How many times in your life have you been encouraged to follow your heart when you were faced with a difficult decision? While the heart enables us to experience noble virtues such as love and compassion, it is far from an accurate moral compass. Do you know what the Bible says about the heart? It’s pretty startling. Take a look at Jeremiah 17:9–10:

The heart is deceitful above all things, And desperately wicked;
who can know it? I, the LORD, search the heart, I test the mind,
 even to give every man according to his ways, according to the fruit of his doings. (NKJV)


Unfortunately, our actions are often the result of our feelings. But when we do whatever our hearts dictate in the moment, it leads to disaster. In Exodus 32, after Moses and Joshua went up to Mount Sinai for their 40-day visit with God, the people began to feel as though their leader would never return. They told Aaron, Moses’ brother, to fashion the golden calf for them so that it could be their god. Once the idol had been molded, they shouted and sang and danced around it, doing what felt good to them at the time instead of obeying God’s first and second commandments (Exodus 20:3–4).

Like them, our culture believes that life is one big party and adjusts its morals by its feelings. If lying or cheating or stealing or premarital sex or holding a grudge sits well with us, no problem! We justify our actions by saying, “Hey, everyone else is doing it!”

Unfortunately, our actions are often the result of our feelings. But when we do whatever our hearts dictate in the moment, it leads to disaster.
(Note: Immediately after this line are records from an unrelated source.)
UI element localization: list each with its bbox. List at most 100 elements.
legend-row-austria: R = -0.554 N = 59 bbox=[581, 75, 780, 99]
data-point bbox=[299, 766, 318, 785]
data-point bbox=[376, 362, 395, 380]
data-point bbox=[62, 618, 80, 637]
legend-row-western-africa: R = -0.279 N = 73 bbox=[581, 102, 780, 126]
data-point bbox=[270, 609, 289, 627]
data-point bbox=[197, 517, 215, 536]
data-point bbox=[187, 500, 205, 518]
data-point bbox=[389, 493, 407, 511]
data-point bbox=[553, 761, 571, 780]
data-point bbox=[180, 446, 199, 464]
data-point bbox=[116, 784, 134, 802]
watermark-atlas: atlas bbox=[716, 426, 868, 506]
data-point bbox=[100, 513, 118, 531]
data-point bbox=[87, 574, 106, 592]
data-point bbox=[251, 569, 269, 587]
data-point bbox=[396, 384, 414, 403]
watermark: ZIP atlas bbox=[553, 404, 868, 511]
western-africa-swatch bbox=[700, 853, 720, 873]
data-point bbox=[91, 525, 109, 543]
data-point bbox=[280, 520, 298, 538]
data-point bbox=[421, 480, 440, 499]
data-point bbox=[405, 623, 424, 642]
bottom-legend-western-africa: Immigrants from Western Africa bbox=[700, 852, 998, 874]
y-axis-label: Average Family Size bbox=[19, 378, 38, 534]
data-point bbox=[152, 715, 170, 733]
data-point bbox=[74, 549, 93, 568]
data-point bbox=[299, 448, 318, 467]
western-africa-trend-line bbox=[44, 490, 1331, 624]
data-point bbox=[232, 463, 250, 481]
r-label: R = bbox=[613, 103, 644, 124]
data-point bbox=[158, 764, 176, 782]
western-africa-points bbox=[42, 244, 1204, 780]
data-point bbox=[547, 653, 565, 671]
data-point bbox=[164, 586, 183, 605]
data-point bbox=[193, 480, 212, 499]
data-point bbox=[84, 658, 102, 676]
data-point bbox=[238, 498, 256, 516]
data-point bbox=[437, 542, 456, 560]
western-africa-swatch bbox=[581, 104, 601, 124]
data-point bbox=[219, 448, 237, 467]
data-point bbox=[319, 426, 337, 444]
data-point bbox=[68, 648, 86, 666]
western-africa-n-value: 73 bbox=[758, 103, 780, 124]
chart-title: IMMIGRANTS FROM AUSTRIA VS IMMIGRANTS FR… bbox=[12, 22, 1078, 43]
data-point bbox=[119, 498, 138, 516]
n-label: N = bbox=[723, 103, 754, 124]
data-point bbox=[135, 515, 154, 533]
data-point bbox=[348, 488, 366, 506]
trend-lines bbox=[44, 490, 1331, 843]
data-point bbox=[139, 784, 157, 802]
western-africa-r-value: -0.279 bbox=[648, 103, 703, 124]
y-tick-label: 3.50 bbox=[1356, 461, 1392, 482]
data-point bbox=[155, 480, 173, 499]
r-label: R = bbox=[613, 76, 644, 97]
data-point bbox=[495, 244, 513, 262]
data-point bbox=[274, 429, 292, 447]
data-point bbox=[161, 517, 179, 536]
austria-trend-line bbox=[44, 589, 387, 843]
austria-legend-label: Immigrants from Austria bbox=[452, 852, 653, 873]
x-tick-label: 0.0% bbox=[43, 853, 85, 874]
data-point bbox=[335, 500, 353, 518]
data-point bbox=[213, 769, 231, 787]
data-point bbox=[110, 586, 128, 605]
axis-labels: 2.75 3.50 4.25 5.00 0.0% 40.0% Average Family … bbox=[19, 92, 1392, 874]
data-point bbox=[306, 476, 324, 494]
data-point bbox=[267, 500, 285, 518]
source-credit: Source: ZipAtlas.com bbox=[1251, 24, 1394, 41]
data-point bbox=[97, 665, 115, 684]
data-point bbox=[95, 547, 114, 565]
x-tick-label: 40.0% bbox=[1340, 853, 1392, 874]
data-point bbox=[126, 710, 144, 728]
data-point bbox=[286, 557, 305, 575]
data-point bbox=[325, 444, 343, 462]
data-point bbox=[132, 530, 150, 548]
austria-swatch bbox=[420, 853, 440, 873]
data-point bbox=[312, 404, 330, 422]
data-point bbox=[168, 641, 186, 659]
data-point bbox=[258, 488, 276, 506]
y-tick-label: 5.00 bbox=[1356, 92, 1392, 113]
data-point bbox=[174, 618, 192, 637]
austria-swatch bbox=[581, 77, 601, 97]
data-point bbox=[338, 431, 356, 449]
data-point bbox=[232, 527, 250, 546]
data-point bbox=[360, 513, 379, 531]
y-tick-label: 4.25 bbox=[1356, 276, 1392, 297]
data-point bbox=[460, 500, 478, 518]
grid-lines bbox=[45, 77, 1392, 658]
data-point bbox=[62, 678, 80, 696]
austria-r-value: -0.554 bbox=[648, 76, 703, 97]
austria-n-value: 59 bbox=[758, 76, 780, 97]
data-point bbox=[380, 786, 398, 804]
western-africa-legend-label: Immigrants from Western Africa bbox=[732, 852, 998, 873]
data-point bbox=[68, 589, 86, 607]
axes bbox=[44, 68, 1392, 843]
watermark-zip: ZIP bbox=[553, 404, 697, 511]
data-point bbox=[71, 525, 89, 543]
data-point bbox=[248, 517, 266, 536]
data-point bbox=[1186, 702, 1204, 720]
When I was writing my new book, Walls Fall Down, about the steps to victory we learn from the battle of Jericho in Joshua chapter 6, the aftermath of the Lance Armstrong doping scandal had erupted in the media. The US Anti-Doping Agency convicted the professional road-racing cyclist of using performance-enhancing drugs. Armstrong was then stripped of his seven Tour de France titles and banned from cycling. Major League Baseball and other sports have had their own sets of issues with steroid use. So why do these popular athletes risk everything by disobeying the rules?

Lance Armstrong confessed that he used drugs because everyone else was using. He said there was no way he could compete and win if he didn’t do the same. I read recently that, “Of the 21 top three finishers in the Tour de France during Lance Armstrong’s victory streak, only one has not been tied to doping, according to the U.S. Anti- Doping Agency.”

The epidemic of cheating in the sport of cycling mirrors the same struggles we average folks face. We disobey God’s commands and the laws of the land all the time because everyone else is doing it. We think everyone else is having sex outside of marriage, drinking excessively, flying down the freeway well above the speed limit, or lying on taxes, so we follow suit. We start to believe there is no other way to get ahead in this world than to cheat as well.

I believe Joshua and the Israelites understood there were no shortcuts in God’s plan for their victory at the battle of Jericho. They didn’t rush through the task or skip a day. They didn’t employ their own tactics such as digging underneath the walls or inventing dynamite or a catapult system. They weren’t guided by their feelings and emotions; they knew God was in control. And they set their hearts upon simply obeying the Lord’s command, trusting that He was going to do what He said He would do.